難しくはありましたが、稽古後の表情は充実していました。
身体よりも、頭の方が疲れたかもしれません!

其の三百八十四 ひったくられない 大東流合気柔術 東京稽古会 
今回も、女性や比較的力の弱い人でも使える古武術の思考法を紹介していきたい。

状況としては、歩いている状態ですれ違いざまに持っているカバンなどを奪われそうになるところを想定して行う。
単純に言えば、相手の力に逆らわずついていきながら、その進む方向を相手の重心の崩れやすいところ、つまり「重心の裏」に自分の身体をもっていくという考え方だ。
とは言え、とっさの時にそうした心得のもとに正しく武術的にふるまえるかどうかということは日頃の訓練による。
身体操法というよりも、むしろ精神的な鍛錬によるところが大きいだろう。

慌てていたり、心が動揺していればいるほど、人は力任せに体を使ってしまう。
自分の置かれた状況を瞬時に理解し、冷静に取りうる手段を選択出来ればすでに達人の域にいるといってもいい。

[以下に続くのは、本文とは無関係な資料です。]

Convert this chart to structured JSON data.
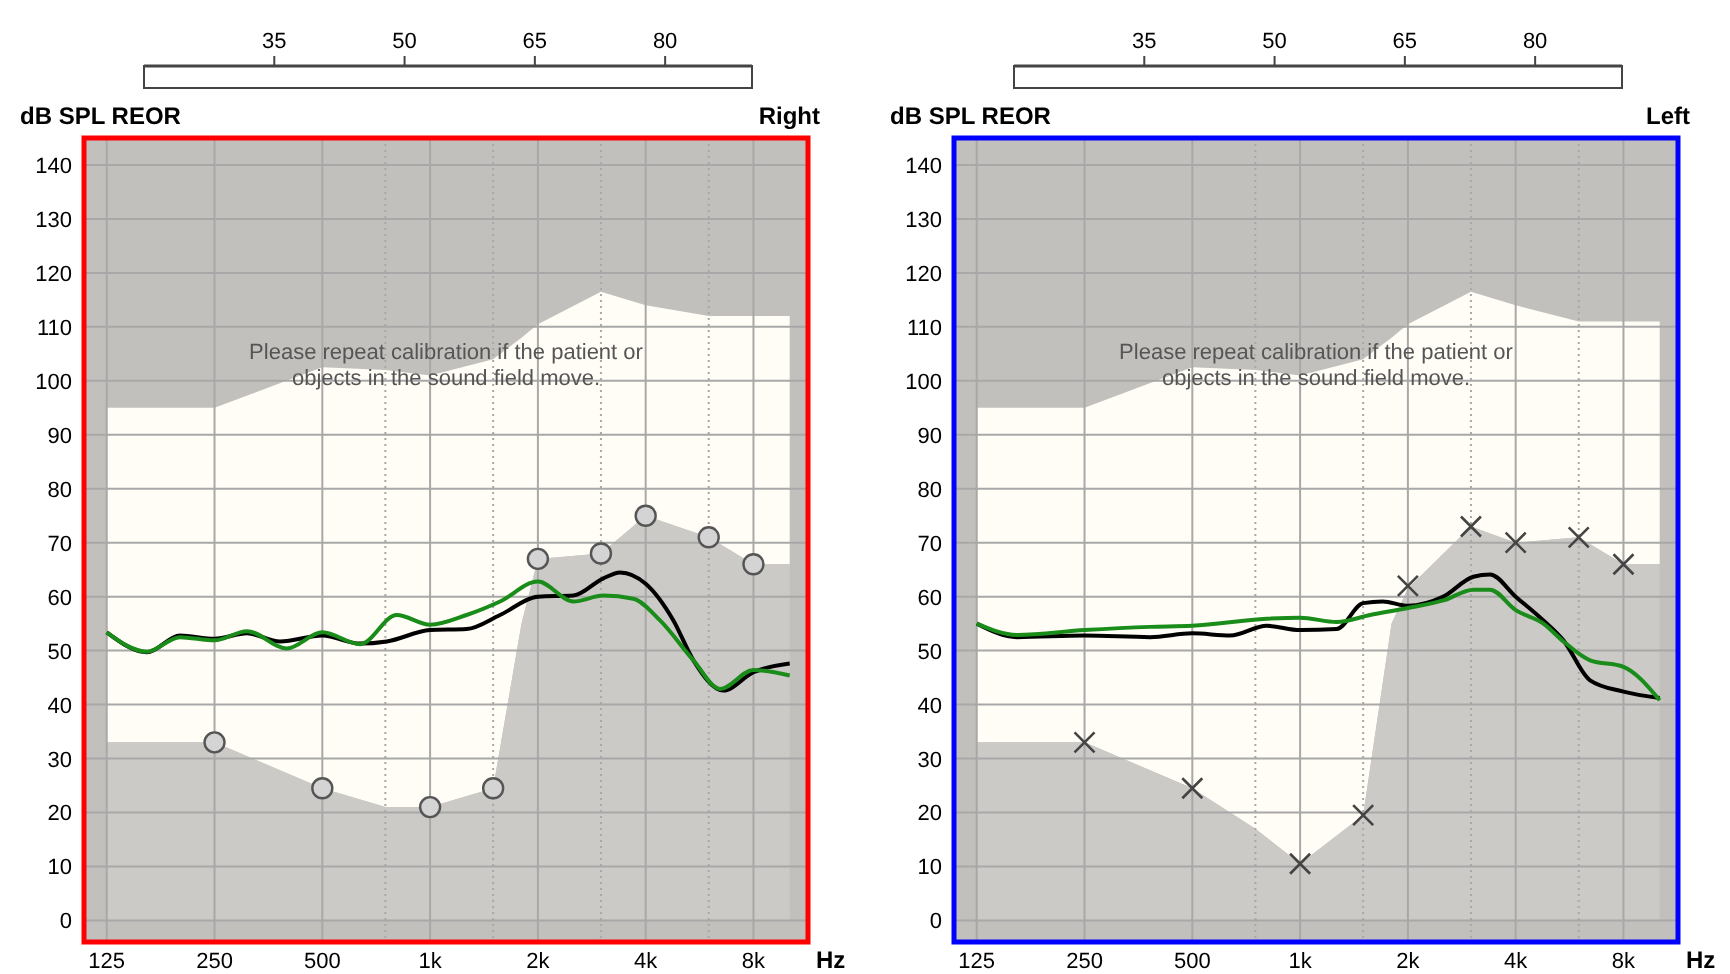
{
  "chart_data": [
    {
      "type": "line",
      "title": "Right",
      "xlabel": "Hz",
      "ylabel": "dB SPL REOR",
      "log": "x",
      "grid": true,
      "xlim": [
        108,
        11360
      ],
      "xticks": [
        125,
        250,
        500,
        {
          "value": 750,
          "label": null
        },
        {
          "value": 1000,
          "label": "1k"
        },
        {
          "value": 1500,
          "label": null
        },
        {
          "value": 2000,
          "label": "2k"
        },
        {
          "value": 3000,
          "label": null
        },
        {
          "value": 4000,
          "label": "4k"
        },
        {
          "value": 6000,
          "label": null
        },
        {
          "value": 8000,
          "label": "8k"
        }
      ],
      "ylim": [
        -4,
        145
      ],
      "yticks": [
        0,
        10,
        20,
        30,
        40,
        50,
        60,
        70,
        80,
        90,
        100,
        110,
        120,
        130,
        140
      ],
      "x2lim": [
        20,
        90
      ],
      "x2ticks": [
        35,
        50,
        65,
        80
      ],
      "annotations": [
        "Please repeat calibration if the patient or objects in the sound field move."
      ],
      "series": [
        {
          "type": "area",
          "color": "#fffdf6",
          "x": [
            125,
            250,
            500,
            750,
            1000,
            1500,
            1800,
            2000,
            3000,
            4000,
            6000,
            8000,
            10100
          ],
          "values": [
            95,
            95,
            102.5,
            102,
            101,
            104,
            108,
            110.5,
            116.5,
            114,
            112,
            112,
            112
          ]
        },
        {
          "type": "area",
          "color": "#cccac6",
          "x": [
            125,
            250,
            500,
            750,
            1000,
            1500,
            1800,
            2000,
            3000,
            4000,
            6000,
            8000,
            10100
          ],
          "values": [
            33,
            33,
            24.5,
            21,
            21,
            24.5,
            55,
            67,
            68,
            75,
            71,
            66,
            66
          ]
        },
        {
          "color": "#000000",
          "x": [
            125,
            162,
            200,
            250,
            308,
            381,
            500,
            638,
            757,
            1000,
            1265,
            1568,
            2000,
            2512,
            3047,
            3392,
            4000,
            4780,
            5437,
            6592,
            8000,
            10100
          ],
          "values": [
            53.4,
            49.7,
            52.8,
            52.2,
            53.2,
            51.7,
            52.8,
            51.3,
            51.7,
            53.8,
            54,
            56.6,
            60,
            60.2,
            63.4,
            64.5,
            62.4,
            55.6,
            48.2,
            42.6,
            46,
            47.6
          ]
        },
        {
          "color": "#1a8c1a",
          "x": [
            125,
            162,
            200,
            250,
            308,
            398,
            500,
            638,
            807,
            1000,
            1265,
            1568,
            2000,
            2512,
            3047,
            3695,
            4387,
            5437,
            6453,
            8000,
            10100
          ],
          "values": [
            53.4,
            49.8,
            52.5,
            51.9,
            53.6,
            50.4,
            53.4,
            51.2,
            56.6,
            54.8,
            56.6,
            59.1,
            62.8,
            59.1,
            60.2,
            59.6,
            55.6,
            48.2,
            42.9,
            46.4,
            45.4
          ]
        },
        {
          "type": "scatter",
          "color": "#555555",
          "marker": "circle",
          "x": [
            250,
            500,
            1000,
            1500,
            2000,
            3000,
            4000,
            6000,
            8000
          ],
          "values": [
            33,
            24.5,
            21,
            24.5,
            67,
            68,
            75,
            71,
            66
          ]
        }
      ]
    },
    {
      "type": "line",
      "title": "Left",
      "xlabel": "Hz",
      "ylabel": "dB SPL REOR",
      "log": "x",
      "grid": true,
      "xlim": [
        108,
        11360
      ],
      "xticks": [
        125,
        250,
        500,
        {
          "value": 750,
          "label": null
        },
        {
          "value": 1000,
          "label": "1k"
        },
        {
          "value": 1500,
          "label": null
        },
        {
          "value": 2000,
          "label": "2k"
        },
        {
          "value": 3000,
          "label": null
        },
        {
          "value": 4000,
          "label": "4k"
        },
        {
          "value": 6000,
          "label": null
        },
        {
          "value": 8000,
          "label": "8k"
        }
      ],
      "ylim": [
        -4,
        145
      ],
      "yticks": [
        0,
        10,
        20,
        30,
        40,
        50,
        60,
        70,
        80,
        90,
        100,
        110,
        120,
        130,
        140
      ],
      "x2lim": [
        20,
        90
      ],
      "x2ticks": [
        35,
        50,
        65,
        80
      ],
      "annotations": [
        "Please repeat calibration if the patient or objects in the sound field move."
      ],
      "series": [
        {
          "type": "area",
          "color": "#fffdf6",
          "x": [
            125,
            250,
            500,
            750,
            1000,
            1500,
            1800,
            2000,
            3000,
            4000,
            6000,
            8000,
            10100
          ],
          "values": [
            95,
            95,
            102.5,
            102,
            101,
            104,
            108,
            110.5,
            116.5,
            114,
            111,
            111,
            111
          ]
        },
        {
          "type": "area",
          "color": "#cccac6",
          "x": [
            125,
            250,
            500,
            750,
            1000,
            1500,
            1800,
            2000,
            3000,
            4000,
            6000,
            8000,
            10100
          ],
          "values": [
            33,
            33,
            24.5,
            17,
            10.5,
            19.5,
            55,
            61.5,
            73,
            70,
            71,
            66,
            66
          ]
        },
        {
          "color": "#000000",
          "x": [
            125,
            162,
            250,
            381,
            500,
            638,
            807,
            1000,
            1265,
            1500,
            1700,
            2000,
            2512,
            3047,
            3392,
            4000,
            4780,
            5437,
            6453,
            8000,
            10100
          ],
          "values": [
            55,
            52.5,
            52.8,
            52.5,
            53.2,
            52.8,
            54.6,
            53.8,
            54,
            58.8,
            59.1,
            58.3,
            60,
            63.7,
            64.1,
            60,
            55.6,
            51.9,
            44.5,
            42.4,
            41.2
          ]
        },
        {
          "color": "#1a8c1a",
          "x": [
            125,
            162,
            250,
            381,
            500,
            807,
            1000,
            1265,
            1568,
            2000,
            2512,
            3047,
            3392,
            4000,
            4780,
            5437,
            6453,
            8000,
            10100
          ],
          "values": [
            55,
            52.9,
            53.8,
            54.4,
            54.6,
            55.9,
            56.1,
            55.3,
            56.6,
            57.9,
            59.3,
            61.3,
            61.3,
            57.5,
            55,
            51.7,
            48.2,
            47,
            40.8
          ]
        },
        {
          "type": "scatter",
          "color": "#444444",
          "marker": "cross",
          "x": [
            250,
            500,
            1000,
            1500,
            2000,
            3000,
            4000,
            6000,
            8000
          ],
          "values": [
            33,
            24.5,
            10.5,
            19.5,
            62,
            73,
            70,
            71,
            66
          ]
        }
      ]
    }
  ]
}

その意味では武術的思考法を訓練する場合にも、ただ漫然と行うのではなく、このように起こりうる状況を想定するということは有効ではないだろうか。

ちなみに直接的な「ひったくり犯罪」への対応策としては、カバンの持ち方、壁側に荷物を携行して通行するなど、有効な予防方法が複数存在するので、興味のある方はぜひ研究していただきたい。